Утро застало Абиту сидящей на почерневшей от гари, покрытой сажей земле. Пламя угасло, однако хлев еще тлел, и над полем густой пеленой колыхался дым. Мула и коз удалось спасти, но кукуруза сгорела, погибла почти без остатка. Тут бы заплакать, но и сердце, и разум словно оцепенели. Правда, у нижней границы поля осталось еще несколько неубранных рядов, но этого, разумеется, было мало. Не пройдет и недели, как на ферму заявится Уоллес с шерифом, и все будет кончено. Он победит.
«Интересно, кого он, черт побери, хотел обмануть этим дурацким маскарадом?»

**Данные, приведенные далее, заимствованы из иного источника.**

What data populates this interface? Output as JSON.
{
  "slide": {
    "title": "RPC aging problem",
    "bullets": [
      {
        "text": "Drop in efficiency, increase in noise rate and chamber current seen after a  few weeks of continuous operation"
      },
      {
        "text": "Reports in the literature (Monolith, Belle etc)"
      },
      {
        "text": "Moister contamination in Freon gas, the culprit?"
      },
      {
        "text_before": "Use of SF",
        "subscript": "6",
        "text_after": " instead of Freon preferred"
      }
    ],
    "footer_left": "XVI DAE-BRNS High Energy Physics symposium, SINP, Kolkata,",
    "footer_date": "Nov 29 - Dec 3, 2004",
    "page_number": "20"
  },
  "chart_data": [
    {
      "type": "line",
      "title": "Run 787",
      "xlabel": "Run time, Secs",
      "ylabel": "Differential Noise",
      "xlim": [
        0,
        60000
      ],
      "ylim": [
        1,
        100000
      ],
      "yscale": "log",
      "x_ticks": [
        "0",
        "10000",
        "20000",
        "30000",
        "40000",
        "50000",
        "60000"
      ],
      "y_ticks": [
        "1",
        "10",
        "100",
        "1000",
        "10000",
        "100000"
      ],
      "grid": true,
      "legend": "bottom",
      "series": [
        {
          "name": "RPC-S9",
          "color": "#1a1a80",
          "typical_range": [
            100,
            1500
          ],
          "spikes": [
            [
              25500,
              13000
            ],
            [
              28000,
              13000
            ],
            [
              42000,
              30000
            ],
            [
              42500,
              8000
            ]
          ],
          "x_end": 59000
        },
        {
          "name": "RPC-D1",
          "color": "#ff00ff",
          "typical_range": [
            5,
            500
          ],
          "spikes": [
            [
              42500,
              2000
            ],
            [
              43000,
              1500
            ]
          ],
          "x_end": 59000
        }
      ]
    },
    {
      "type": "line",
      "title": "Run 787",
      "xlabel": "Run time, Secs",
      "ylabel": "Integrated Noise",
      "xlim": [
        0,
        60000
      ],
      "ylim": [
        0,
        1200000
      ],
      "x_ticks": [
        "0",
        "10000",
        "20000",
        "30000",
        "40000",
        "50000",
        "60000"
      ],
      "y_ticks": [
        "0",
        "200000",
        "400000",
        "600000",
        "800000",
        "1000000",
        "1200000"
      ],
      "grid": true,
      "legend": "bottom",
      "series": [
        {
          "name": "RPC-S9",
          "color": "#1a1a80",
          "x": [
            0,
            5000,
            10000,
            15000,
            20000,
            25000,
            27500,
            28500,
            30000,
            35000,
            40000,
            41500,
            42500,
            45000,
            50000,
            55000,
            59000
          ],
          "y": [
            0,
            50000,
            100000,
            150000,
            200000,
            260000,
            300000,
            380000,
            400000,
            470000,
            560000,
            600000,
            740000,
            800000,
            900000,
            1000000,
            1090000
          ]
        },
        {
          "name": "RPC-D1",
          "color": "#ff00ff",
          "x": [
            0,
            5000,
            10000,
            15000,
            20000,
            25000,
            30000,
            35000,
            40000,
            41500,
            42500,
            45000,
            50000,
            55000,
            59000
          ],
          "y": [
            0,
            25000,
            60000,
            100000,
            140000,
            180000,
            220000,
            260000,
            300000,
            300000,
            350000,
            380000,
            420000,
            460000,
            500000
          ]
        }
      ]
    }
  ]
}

Абита сплюнула (слюна тоже оказалась черной от копоти) и призадумалась. Как же быть дальше? Не попробовать ли доказать, что все это – дело рук Уоллеса? Без подозрений в его адрес не обойдется наверняка: ведь урожай-то сгорел как раз перед тем, как подойдет срок выплаты долга! Любой человек в здравом уме сразу поймет: это он. Хотя… а поймет ли? Одного слова Абиты и обстоятельств дела тут, конечно же, будет мало, а Уоллес во время ночного налета не оставил поблизости даже следа сапога. Как убедить шерифа, что поджигатель – он, имея на руках только мертвого пекота да две пекотских тележки в хлеву?
«Это же он, подлец, их подбил, – подумала Абита, покачав головой. – Он, сукин сын, больше некому. И ведь как извернулся: знал, что люди в первую голову на индейцев подумают. На индейцев вину взвалить куда легче, чем на своих. Ах, если бы я стреляла получше! Хоть бы порадовалась, полюбовалась, как он подыхает…»
А, кстати, что ей мешает отправиться к нему на ферму прямо сейчас и пристрелить его там?
Над этим Абита задумалась надолго, смакуя, обкатывая мысль в голове. Ничего другого ей в эту минуту не оставалось.
Бука, потершись о ее ногу, мяукнул. Абита рассеянно погладила кота.
Вышедший из лесу Самсон пересек поле, обошел обгорелый остов хлева, смерил долгим, недобрым взглядом убитого накануне пекота и лишь после этого, подойдя к Абите, сел рядом с нею в траву.
Начинать разговор он не спешил – просто сидел, не сводя взгляда с хлева, и потирал виски, словно у него болит голова. Выглядел он донельзя усталым.
Спорхнув с небес, на плечо Самсона уселся Небо. Появившийся следом Ручей неспешно поплыл по кругу, огибая сидящих.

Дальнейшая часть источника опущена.